Partis en week-end romantique, et avec le dessein d'une demande en mariage de la part de monsieur, Sage et Diego découvrent la superbe maison qu'ils ont louée au bord d'un lac... quand un autre couple, Cin et Wil, arrive également sur les lieux disant avoir également réservé la demeure sur la même période.
D'un commun accord, les quatre vacanciers acceptent de séjourner sous le même toit. Très rapidement, les questions posées par Cin et Will sur leur relation créent un certain malaise chez Sage et Diego... Vraiment dommage que, comme nous, ces derniers n'aient pas vu la scène d'ouverture de "Bone Lake", où un couple nu tentait d'échapper aux flèches d'une arbalète tirées en pleine forêt, afin de se douter que quelque chose de très louche se tramait à leur encontre.
Un conjoint aveuglé par ses ambitions d'écrivain et sur le point de faire sa demande à une femme qui est en train de sacrifier sa carrière pour lui, en plein doute sur leur relation (même sur un plan sexuel)... Autant dire que l'élément perturbateur, représenté par le duo Cin et Will, bien plus libéré à tous les égards, a un bon vivier pour s'amuser à titiller leurs colocataires de circonstances sur leurs failles de couple et à chercher tour à tour à les faire succomber à leurs charmes.
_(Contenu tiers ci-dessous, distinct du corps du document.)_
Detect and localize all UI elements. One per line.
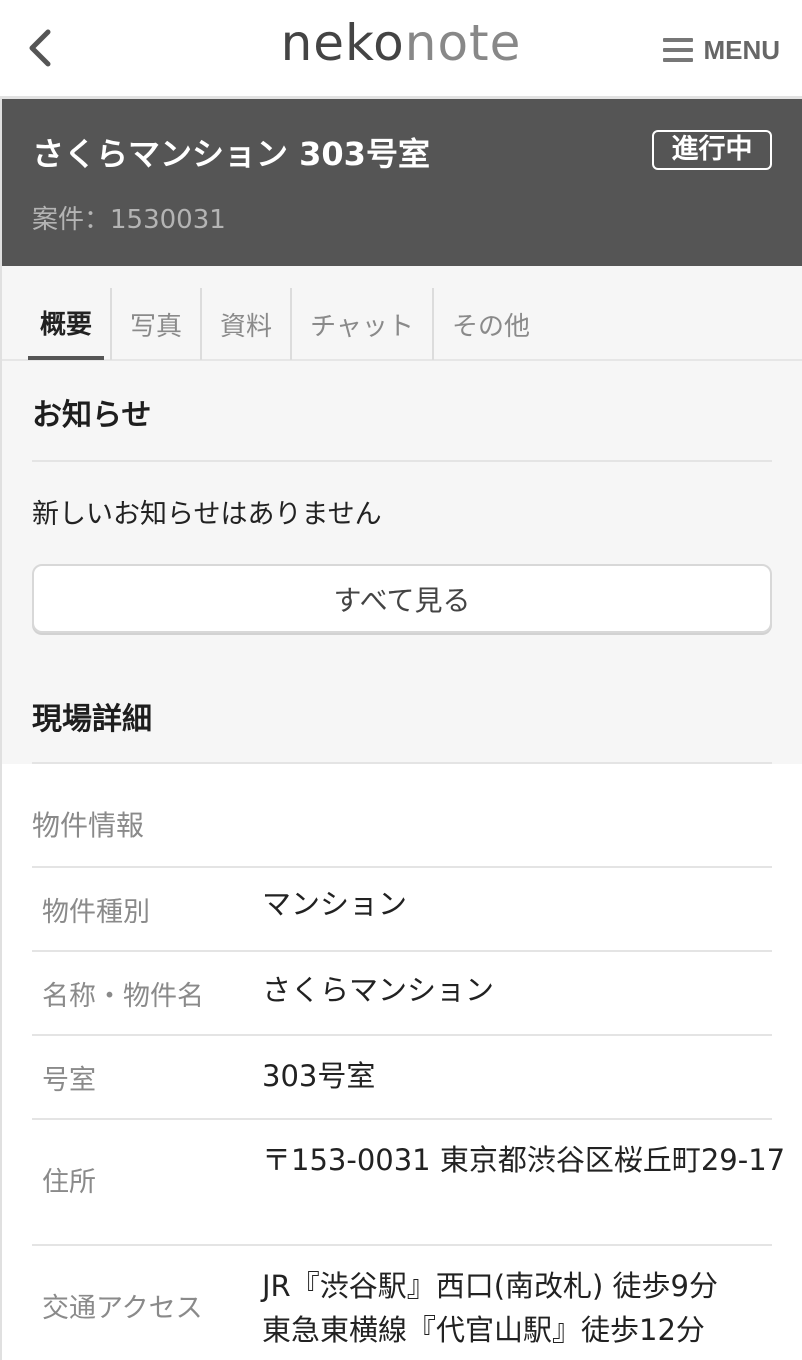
divider: [32, 762, 772, 764]
tab-overview[interactable]: 概要: [28, 288, 104, 360]
notices-empty-text: 新しいお知らせはありません: [32, 499, 382, 530]
hamburger-icon: [663, 38, 694, 62]
project-title: さくらマンション 303号室: [32, 135, 430, 173]
property-name-label: 名称・物件名: [42, 981, 204, 1012]
case-number: 案件：1530031: [32, 205, 226, 235]
top-bar: nekonote MENU: [0, 0, 802, 99]
property-info-heading: 物件情報: [32, 809, 145, 842]
room-number-label: 号室: [42, 1065, 96, 1096]
divider: [32, 866, 772, 868]
project-banner: さくらマンション 303号室 進行中 案件：1530031: [2, 99, 802, 266]
access-value-line-1: JR『渋谷駅』西口(南改札) 徒歩9分: [262, 1269, 719, 1303]
property-name-value: さくらマンション: [262, 973, 495, 1007]
tab-chat[interactable]: チャット: [290, 288, 432, 360]
notices-heading: お知らせ: [32, 398, 152, 433]
divider: [32, 1244, 772, 1246]
access-value-line-2: 東急東横線『代官山駅』徒歩12分: [262, 1313, 705, 1347]
divider: [32, 460, 772, 462]
property-type-label: 物件種別: [42, 897, 150, 928]
address-value: 〒153-0031 東京都渋谷区桜丘町29-17: [262, 1143, 786, 1177]
divider: [32, 950, 772, 952]
tab-bar: 概要 写真 資料 チャット その他: [2, 266, 802, 361]
tab-other[interactable]: その他: [432, 288, 548, 360]
logo-part-2: note: [404, 14, 522, 72]
access-label: 交通アクセス: [42, 1293, 203, 1324]
menu-label: MENU: [703, 34, 780, 65]
room-number-value: 303号室: [262, 1059, 376, 1093]
site-details-heading: 現場詳細: [32, 702, 152, 737]
property-type-value: マンション: [262, 887, 408, 921]
divider: [32, 1118, 772, 1120]
address-label: 住所: [42, 1167, 96, 1198]
menu-button[interactable]: MENU: [663, 32, 780, 68]
logo-part-1: neko: [280, 14, 405, 72]
divider: [32, 1034, 772, 1036]
tab-documents[interactable]: 資料: [200, 288, 290, 360]
tab-photos[interactable]: 写真: [110, 288, 200, 360]
see-all-button[interactable]: すべて見る: [32, 564, 772, 633]
status-badge: 進行中: [652, 130, 772, 170]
Thriller érotico-soft se pensant sans doute terriblement sulfureux (spoiler: non), "Bone Lake" se contente de creuser le sillon de nombreux autres passés avant lui, avec un couple dysfonctionnel manipulé par un autre qui, pour des raisons encore obscures, a juré sa perte. Pas déplaisant à suivre dans un premier temps si l'on accepte de se prêter au jeu, ce qui ressemble à un épisode de "L'île de la Tentation" dans le huis-clos de cette villa en bord de lac plein de squelettes n'a tout de même pas grand chose à offrir de neuf à ce type d'intrigue en mode jeu de séduction pervers et a aussi du mal à passer le cap de certaines réactions irrationnelles (pas plus de questions que ça de la part des héros sur certaines pièces de la maison ou, le pire, ce moment crucial volé à Diego par Will lors d'un petit déjeuner, personne n'aurait laissé passer ça même si le film tente tout pour nous le faire avaler).
Toutefois, "Bone Lake" a pour lui l'étonnante générosité de son dernier acte, non pas du côté de ses révélations (un certain côté déviant sonne trop artificiel, comme s'il était là pour contrer l'aspect finalement très sage de tout ce qui a précédé), mais dans la violence de la confrontation tant attendue entre couples qui amène le film dans un registre de survival sanglant que l'on n'avait pas forcément vu venir pour un résultat plutôt fun, jusqu'à son plan final très bien trouvé.
Ce ne sera pas assez pour sauver "Bone Lake" de son statut de petit thriller oubliable mais cela aura au moins le mérite de nous le faire quitter sur un sourire loin d'être feint.